Escola no Aricanga: passeio pela Mata Atlântica com a CMEB Paulo Freire
Olhares atentos a cada detalhe da floresta: folhas de variados tamanhos, árvores majestosas, pássaros, insetos e o verde que predomina no visual. Na manhã desta terça-feira, 14 de novembro, crianças do 6º ano do Centro Municipal de Educação Básica “Paulo Freire” embarcaram numa aventura pela Mata Atlântica do Parque Natural Municipal do Aricanga. Uma aula ao ar livre, com direito a caminhada e contemplação da natureza.
A atividade faz parte do projeto Escola no Aricanga, desenvolvido pela Secretaria Municipal de Meio Ambiente (SEMAM). Antes de iniciarem a subida pela trilha da Barriguda, os alunos se envolveram em um momento de diálogo, onde a equipe da SEMAM fez uma apresentação da Unidade de Conservação, explicando a importância da natureza e práticas de preservação, além de um bate papo sobre vida saudável e práticas que ajudam a diminuir impactos ao meio ambiente.

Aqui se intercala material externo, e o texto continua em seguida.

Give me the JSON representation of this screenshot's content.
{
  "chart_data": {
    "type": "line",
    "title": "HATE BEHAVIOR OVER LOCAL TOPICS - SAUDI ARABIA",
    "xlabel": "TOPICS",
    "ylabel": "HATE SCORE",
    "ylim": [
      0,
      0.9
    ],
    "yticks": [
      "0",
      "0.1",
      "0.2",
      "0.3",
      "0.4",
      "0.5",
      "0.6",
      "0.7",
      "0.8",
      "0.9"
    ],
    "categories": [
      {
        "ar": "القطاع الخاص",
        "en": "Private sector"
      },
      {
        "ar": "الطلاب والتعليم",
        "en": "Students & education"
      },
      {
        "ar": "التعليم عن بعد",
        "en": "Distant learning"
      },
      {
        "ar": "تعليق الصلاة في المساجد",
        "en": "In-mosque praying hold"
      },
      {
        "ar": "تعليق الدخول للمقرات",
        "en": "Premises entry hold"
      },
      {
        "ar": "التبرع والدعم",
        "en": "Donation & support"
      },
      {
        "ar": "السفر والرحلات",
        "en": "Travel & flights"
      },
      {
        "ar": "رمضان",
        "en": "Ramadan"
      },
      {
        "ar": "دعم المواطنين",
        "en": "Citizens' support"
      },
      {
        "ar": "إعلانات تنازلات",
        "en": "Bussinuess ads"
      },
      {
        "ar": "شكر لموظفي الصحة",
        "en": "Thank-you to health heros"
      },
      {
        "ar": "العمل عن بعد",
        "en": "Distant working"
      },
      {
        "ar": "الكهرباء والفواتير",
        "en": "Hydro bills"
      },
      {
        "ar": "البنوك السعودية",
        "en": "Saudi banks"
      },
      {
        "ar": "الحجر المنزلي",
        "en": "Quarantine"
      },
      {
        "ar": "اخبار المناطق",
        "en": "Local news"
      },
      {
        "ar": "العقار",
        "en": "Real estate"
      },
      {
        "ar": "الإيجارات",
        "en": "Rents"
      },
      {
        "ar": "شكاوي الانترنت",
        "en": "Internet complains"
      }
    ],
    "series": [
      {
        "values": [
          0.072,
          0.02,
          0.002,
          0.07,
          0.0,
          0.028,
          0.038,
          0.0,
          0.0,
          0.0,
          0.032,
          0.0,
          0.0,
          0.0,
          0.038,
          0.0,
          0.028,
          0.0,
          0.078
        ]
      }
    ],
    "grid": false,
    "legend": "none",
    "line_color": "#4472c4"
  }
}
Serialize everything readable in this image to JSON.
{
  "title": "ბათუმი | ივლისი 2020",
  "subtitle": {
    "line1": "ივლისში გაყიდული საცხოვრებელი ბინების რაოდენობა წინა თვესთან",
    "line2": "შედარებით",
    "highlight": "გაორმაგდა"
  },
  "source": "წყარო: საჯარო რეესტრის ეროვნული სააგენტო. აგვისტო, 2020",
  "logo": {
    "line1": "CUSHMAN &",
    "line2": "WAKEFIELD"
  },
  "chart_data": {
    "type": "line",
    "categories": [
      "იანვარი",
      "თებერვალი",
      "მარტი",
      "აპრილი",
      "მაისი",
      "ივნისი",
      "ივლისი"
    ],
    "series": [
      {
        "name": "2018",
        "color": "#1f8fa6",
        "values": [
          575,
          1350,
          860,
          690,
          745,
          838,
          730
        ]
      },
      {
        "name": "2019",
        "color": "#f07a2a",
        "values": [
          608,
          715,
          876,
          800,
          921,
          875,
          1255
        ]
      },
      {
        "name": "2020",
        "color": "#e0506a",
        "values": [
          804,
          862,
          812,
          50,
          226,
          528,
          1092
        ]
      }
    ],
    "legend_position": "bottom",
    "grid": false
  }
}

No passeio pela trilha as crianças participaram de uma vivência com a natureza e aprenderam sobre a relação do ser humano com o meio ambiente. Durante a caminhada, orientada por guias e biólogos, foi possível ver bem de perto algumas das mais incríveis espécies de árvores brasileiras.
Larissa Oliveira se encantou com as belezas naturais do parque. Apesar de morar próximo de uma área de mata, não escondeu a surpresa ao descobrir tantas novidades: “Tudo é lindo!”, afirmou a aluna de 11 anos.
Conhecer para preservar
O projeto Escola no Aricanga leva alunos da Rede Municipal de Ensino do município de Aracruz para conhecerem as belezas do Parque Natural Municipal do Aricanga, em uma aula ao ar livre com direito a trilha e contemplação do espaço natural.
Além de proporcionar um momento de lazer e contato direto com a natureza, uma das missões do projeto é sensibilizar as crianças aracruzenses quanto à preservação e estimular um estilo de vida mais saudável e consciente.
“O foco principal de uma área protegida que permite a visitação é que, através do contato com a natureza, é possível sensibilizar, pois uma das premissas da conservação é que é conhecer para conservar. Assim, justifica a criação desses espaços e incentiva boas práticas pelos visitantes”, explicou a bióloga da Prefeitura de Aracruz, Luciane Reis.